In recent years there have been growing levels of awareness of harmful sexual behaviour (HSB) as an issue affecting children across England. NCB and Research in Practice supported the Local Authorities Research Consortium to investigate the perspectives and needs of the workforce in this challenging area of practice.
Local Authorities Research Consortium(LARC) was founded by Research in Practice and NFER to support local authorities to develop research-based improvements to services for children, young people and families. This research was the seventh project undertaken by LARC, with funding provided by participating local authorities.
Harmful sexual behaviour can be defined as “Sexual behaviours expressed by children and young people under the age of 18 years old that are developmentally inappropriate, may be harmful towards self or others and/ or be abusive towards another child, young person or adult.”
The needs of children and young people displaying HSB has received little political attention and there is currently no national strategy or overarching service delivery framework. Participating local authorities identified that understanding and workforce needs were key areas of interest. This research therefore pays particular attention to the confidence, knowledge, skills and development opportunities of those working at various levels of local child services.
What we did
Working as part of the team, our researchers helped create an online survey for practitioners, carers, managers and commissioners working with children and young people. It was distributed through local authority channels across the six participating areas. This included two non-metropolitan counties, two Metropolitan Borough Councils from the Midlands and North of England and two London Boroughs
As well as participating in this national project, each participating local authority has been supported by NCB and Research in Practice to carry out their own local research into a related topic.

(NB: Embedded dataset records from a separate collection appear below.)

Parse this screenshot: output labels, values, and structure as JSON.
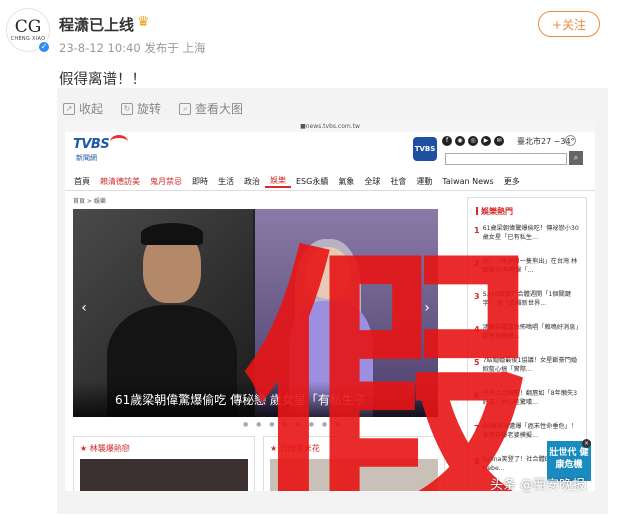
{
  "post": {
    "avatar_monogram": "CG",
    "avatar_sub": "CHENG XIAO",
    "username": "程潇已上线",
    "meta": "23-8-12 10:40  发布于 上海",
    "follow_label": "+关注",
    "text": "假得离谱！！"
  },
  "media_bar": {
    "collapse": "收起",
    "rotate": "旋转",
    "view_large": "查看大图"
  },
  "screenshot": {
    "url": "■news.tvbs.com.tw",
    "logo": "TVBS",
    "logo_sub": "新聞網",
    "app_icon": "TVBS",
    "social": [
      "f",
      "◉",
      "◎",
      "▶",
      "✉"
    ],
    "weather": "臺北市27 ~34°",
    "nav": [
      {
        "label": "首頁",
        "style": "normal"
      },
      {
        "label": "賴清德訪美",
        "style": "red"
      },
      {
        "label": "鬼月禁忌",
        "style": "red"
      },
      {
        "label": "即時",
        "style": "normal"
      },
      {
        "label": "生活",
        "style": "normal"
      },
      {
        "label": "政治",
        "style": "normal"
      },
      {
        "label": "娛樂",
        "style": "active"
      },
      {
        "label": "ESG永續",
        "style": "normal"
      },
      {
        "label": "氣象",
        "style": "normal"
      },
      {
        "label": "全球",
        "style": "normal"
      },
      {
        "label": "社會",
        "style": "normal"
      },
      {
        "label": "運動",
        "style": "normal"
      },
      {
        "label": "Taiwan News",
        "style": "normal"
      },
      {
        "label": "更多",
        "style": "normal"
      }
    ],
    "breadcrumb": "首頁 > 娛樂",
    "hero_caption": "61歲梁朝偉驚爆偷吃 傳秘戀 歲女星「有私生子",
    "card1_title": "★ 林襲爆熱戀",
    "card2_title": "★ 日韓爆米花",
    "side_title": "娛樂熱門",
    "side_items": [
      {
        "n": "1",
        "text": "61歲梁朝偉驚爆偷吃！傳祕戀小30歲女星「已有私生..."
      },
      {
        "n": "2",
        "text": "狂！「世界第一隻熊出」在台灣 林國嬰30年抨擊「..."
      },
      {
        "n": "3",
        "text": "S.H.E解散？合體週開「1個關鍵字」 粉「真難新世界..."
      },
      {
        "n": "4",
        "text": "鴻維英羅嘉恐怖鳴唱「賴鳴好消息」 認性極爆瞬..."
      },
      {
        "n": "5",
        "text": "7結婚婚最後1協議！女星斷豪門婚 掀藍心搞「實際..."
      },
      {
        "n": "6",
        "text": "仔仔上月興吃！翻唇如「8年懶失3好友」抄心經驚嘆..."
      },
      {
        "n": "7",
        "text": "60歲視帝遭爆「癌末性命垂危」！表哥自曝老婆模擬..."
      },
      {
        "n": "8",
        "text": "Selina笑登了！社合體Ella、Hebe..."
      }
    ],
    "ad_text": "壯世代 健康危機",
    "ad_close": "×"
  },
  "overlay_text": "假",
  "watermark": "头条 @西安晚报"
}
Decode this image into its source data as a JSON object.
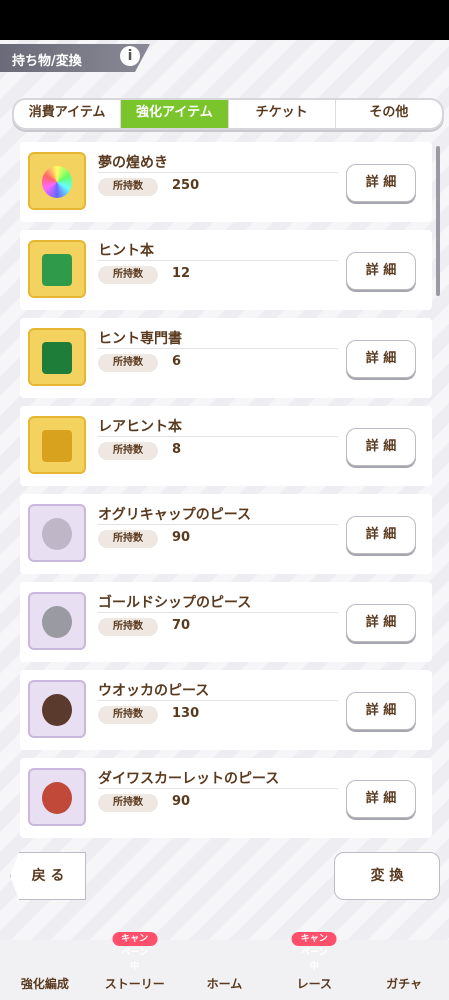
{
  "header": {
    "title": "持ち物/変換",
    "info_icon": "i"
  },
  "tabs": [
    {
      "label": "消費アイテム",
      "active": false
    },
    {
      "label": "強化アイテム",
      "active": true
    },
    {
      "label": "チケット",
      "active": false
    },
    {
      "label": "その他",
      "active": false
    }
  ],
  "items": [
    {
      "name": "夢の煌めき",
      "count_label": "所持数",
      "count": "250",
      "detail_label": "詳 細",
      "icon": "rainbow-gem-icon"
    },
    {
      "name": "ヒント本",
      "count_label": "所持数",
      "count": "12",
      "detail_label": "詳 細",
      "icon": "green-book-icon"
    },
    {
      "name": "ヒント専門書",
      "count_label": "所持数",
      "count": "6",
      "detail_label": "詳 細",
      "icon": "green-book-icon"
    },
    {
      "name": "レアヒント本",
      "count_label": "所持数",
      "count": "8",
      "detail_label": "詳 細",
      "icon": "gold-book-icon"
    },
    {
      "name": "オグリキャップのピース",
      "count_label": "所持数",
      "count": "90",
      "detail_label": "詳 細",
      "icon": "character-piece-icon"
    },
    {
      "name": "ゴールドシップのピース",
      "count_label": "所持数",
      "count": "70",
      "detail_label": "詳 細",
      "icon": "character-piece-icon"
    },
    {
      "name": "ウオッカのピース",
      "count_label": "所持数",
      "count": "130",
      "detail_label": "詳 細",
      "icon": "character-piece-icon"
    },
    {
      "name": "ダイワスカーレットのピース",
      "count_label": "所持数",
      "count": "90",
      "detail_label": "詳 細",
      "icon": "character-piece-icon"
    }
  ],
  "footer": {
    "back_label": "戻 る",
    "convert_label": "変 換"
  },
  "nav": [
    {
      "label": "強化編成"
    },
    {
      "label": "ストーリー",
      "badge": "キャンペーン中"
    },
    {
      "label": "ホーム"
    },
    {
      "label": "レース",
      "badge": "キャンペーン中"
    },
    {
      "label": "ガチャ"
    }
  ]
}
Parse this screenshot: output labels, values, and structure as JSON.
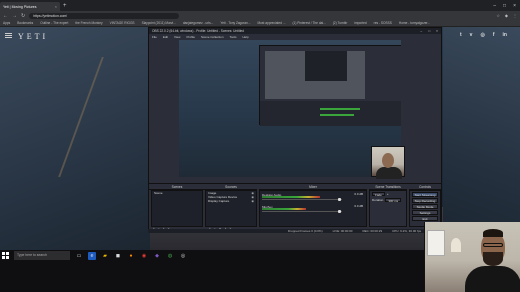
{
  "browser": {
    "active_tab": "Yeti | Moving Pictures",
    "tabs": [
      "YouTube",
      "Outline - The expert",
      "the French Monkey",
      "VINTAGE RIGGS",
      "Slaypoint (2011) Marvi...",
      "danjaiegomez - urls...",
      "Yeti - Tony Zagoran...",
      "Most appreciated ...",
      "(1) Pinterest / The dai...",
      "(2) Tumblr",
      "imported",
      "res - SOSSS",
      "Home - tomyalgozer..."
    ],
    "url": "https://yetimotion.com/",
    "bookmarks": [
      "Apps",
      "Bookmarks",
      "Outline - The expert",
      "the French Monkey",
      "VINTAGE RIGGS",
      "Slaypoint (2011) Marvi...",
      "danjaiegomez - urls...",
      "Yeti - Tony Zagoran...",
      "Most appreciated ...",
      "(1) Pinterest / The dai...",
      "(2) Tumblr",
      "imported",
      "res - SOSSS",
      "Home - tomyalgozer..."
    ]
  },
  "site": {
    "logo": "YETI",
    "socials": [
      "twitter-icon",
      "vimeo-icon",
      "instagram-icon",
      "facebook-icon",
      "linkedin-icon"
    ]
  },
  "obs": {
    "title": "OBS 22.0.2 (64-bit, windows) - Profile: Untitled - Scenes: Untitled",
    "menu": [
      "File",
      "Edit",
      "View",
      "Profile",
      "Scene Collection",
      "Tools",
      "Help"
    ],
    "panels": {
      "scenes": "Scenes",
      "sources": "Sources",
      "mixer": "Mixer",
      "transitions": "Scene Transitions",
      "controls": "Controls"
    },
    "scenes": [
      "Scene"
    ],
    "sources": [
      "Image",
      "Video Capture Device",
      "Display Capture"
    ],
    "mixer": [
      {
        "name": "Desktop Audio",
        "db": "0.0 dB",
        "level": 0.72
      },
      {
        "name": "Mic/Aux",
        "db": "0.0 dB",
        "level": 0.55
      }
    ],
    "transition": {
      "value": "Fade",
      "duration_label": "Duration",
      "duration": "300 ms"
    },
    "controls": [
      "Start Streaming",
      "Stop Recording",
      "Studio Mode",
      "Settings",
      "Exit"
    ],
    "status": {
      "dropped": "Dropped Frames 0 (0.0%)",
      "live": "LIVE: 00:00:00",
      "rec": "REC: 00:00:29",
      "cpu": "CPU: 9.2%, 30.00 fps"
    }
  },
  "taskbar": {
    "search_placeholder": "Type here to search"
  }
}
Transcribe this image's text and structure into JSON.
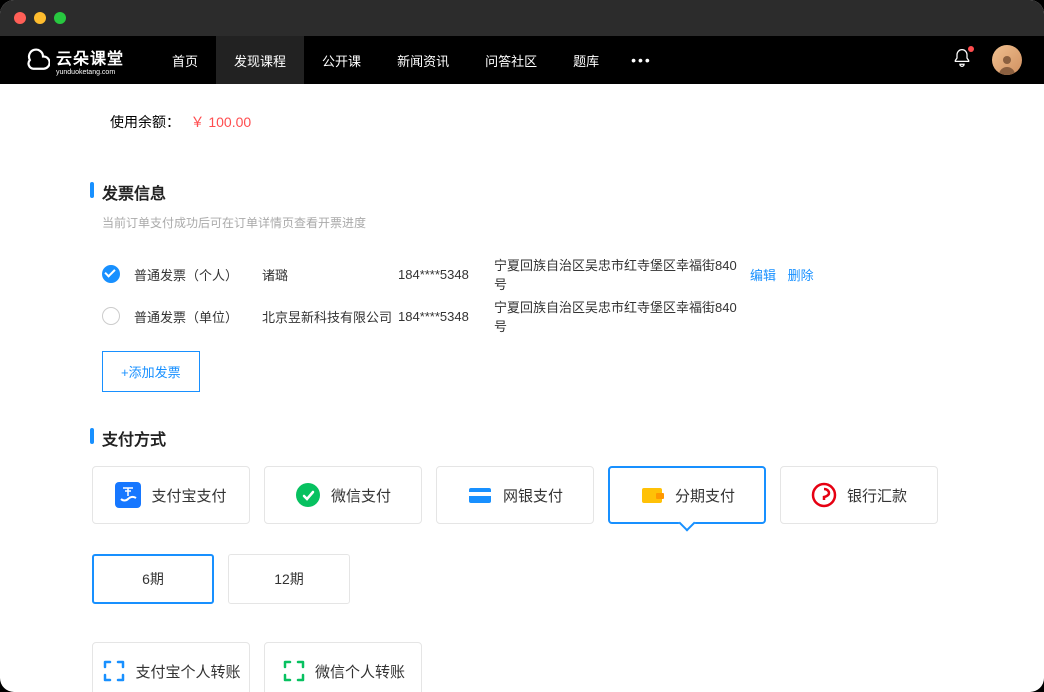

Our report sets out the results of the survey of nearly 600 professionals working across a range of agencies in the six participating local authority areas. Key findings from the survey include that:
- Professionals face complex challenges when responding to children who display Harmful Sexual Behaviour (HSB), with staff reporting that it can be difficult to balance the rights and needs of a child displaying HSB, with the duty to protect other children
- Practitioners identify support form peers as key to improving their confidence in working with children displaying HSB, but structured opportunities for peer support are not available to all.
- Practitioners also value high quality supervision when working in this area, but access to this is patchy. Staff who could access one-to-one supervision or team meetings and team learning were more likely to say that it improved their confidence in working with children displaying HSB.
- Specialist services are well-placed to build skills and knowledge across the workforce, but many are only commissioned to work with children directly. While 94 per cent of staff said their local specialist service provided direct support to children and young people, less than half (49 per cent) said they also provided supervision, training or advice to practitioners from other agencies.
The final national report was published in July 2016 and is available to download here.
A key focus of LARC is to develop the most cost efficient and practical solutions that reflect the resource constraints that public services in England currently face. The findings this research provide participating local authorities and their partners with a range of evidence based actions they can take to improve practice in supporting children who display HSB.
The report identifies as a top priority the embedding of peer support and learning in teams. This might mean, for example:
- Setting up case clinics and/or 'surgeries' within or between agencies: these provide opportunities for practitioners to come together with a clear focus on practice and problem-solving.
- It could also involve collaboration and coordination across geographic and service boundaries for peer learning opportunities about HSB, reducing reliance on external providers.
It also suggests practical ways in which local aithorities and their partners can:
- Strengthen support through reflective supervision for those working directly with children displaying HSB
- Improve training and skills development for those working with or caring for children displaying HSB
- Improve awareness of harmful sexual behaviour to ensure consistent, early identification of children who may need support
Participating local authorities were also provided with their own local results so that learning could be tailored to their own circumstances.